Gioconda Belli: récit d’une vie au coeur de la révolution

Gioconda Belli: récit d’une vie au coeur de la révolution

Grève

Je veux une grève où nous irions tous.
Une grève de bras, de jambes, de cheveux.
Une grève naissant dans chaque corps.

Je veux une grève
d’ouvriers,de colombes
de chauffeurs, de fleurs
de techniciens, d’enfants,
de médecins, de femmes.

Je veux une grève grande,
qui s’étende jusqu’à l’amour.
Je veux une grève ou tout s’arrête
la montre, les fabriques,
la plantation, les écoles,
le bus, les hôpitaux,
la route, les ports.

Une grève d’yeux, de mains et de baisers.
Une grève où respirer ne soit pas permis
Une grève où naisse le silence
Pour entendre les pas du tyran qui s’en va.

Gioconda BELLI

Gioconda Belli est surtout connue en sa qualité de poète et d’écrivaine. Sa plume, comme sa vie, elle l’a mise au service de la révolution. Membre active du Front Sandiniste de Libération Nationale (FSLN) dès 1970, elle a participé activement, neuf ans plus tard, au renversement de la dictature de Somoza.

Issue d’une famille bourgeoise, Gioconda Belli va très rapidement s’affirmer en tant que femme, indépendante et fière de sa féminité. Toute sa vie durant, elle refusera les carcans de la conception patriarcale du couple et assumera ses désirs, ses amours, divers, parfois rudes, mais toujours authentiques. Sa conception de la famille, profondément ancrée dans la libre émancipation de chacun de ses membres dans un cadre de solidarité et non de rapports de pouvoir, est sa première rupture avec la société bourgeoise dans laquelle elle a grandit.

Dans ses «Mémoires d’amour et de guerre»1, elle raconte sa vie de militante, qui débute à 21 ans lorsqu’elle rejoint le FSLN dans la clandestinité. Elle évoque la difficile lutte menée par les sandinistes, la répression, l’exile, la perte de camarades chers, mais aussi l’exaltation de mener un combat pour des idéaux qui l’ont à jamais transformée, la joie de retourner avec ses filles à Managua, enfin libérée de la tyrannie. Elle parle aussi beaucoup d’amour, de ces hommes qu’elle a tant aimé, Marcos, Sergio, Modesto, Charlie…

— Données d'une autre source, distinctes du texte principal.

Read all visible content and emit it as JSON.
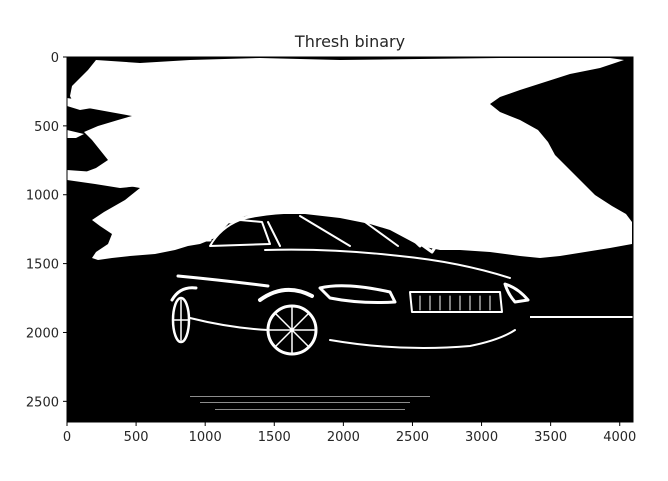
{
  "chart_data": {
    "type": "image",
    "title": "Thresh binary",
    "xlabel": "",
    "ylabel": "",
    "xlim": [
      0,
      4096
    ],
    "ylim": [
      2650,
      0
    ],
    "x_ticks": [
      0,
      500,
      1000,
      1500,
      2000,
      2500,
      3000,
      3500,
      4000
    ],
    "y_ticks": [
      0,
      500,
      1000,
      1500,
      2000,
      2500
    ],
    "x_tick_labels": [
      "0",
      "500",
      "1000",
      "1500",
      "2000",
      "2500",
      "3000",
      "3500",
      "4000"
    ],
    "y_tick_labels": [
      "0",
      "500",
      "1000",
      "1500",
      "2000",
      "2500"
    ],
    "grid": false,
    "legend": "none",
    "colors": {
      "foreground": "#ffffff",
      "background": "#000000",
      "axes": "#262626"
    }
  }
}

Et quand bien même la lente et douloureuse dérive du FSLN, sous la direction des frères Ortega, l’a profondément blessée, Gioconda Belli ne renie rien de son passé. «L’important n’est pas de voir tous ses rêves accomplis, mais de les poursuivre, de les harceler, de les rêver».

Erik GROBET

  1. Gioconda Belli, Le Pays que j’ai dans la peau – Mémoires d’amour et de guerre, Bibliophane, Paris, 2003.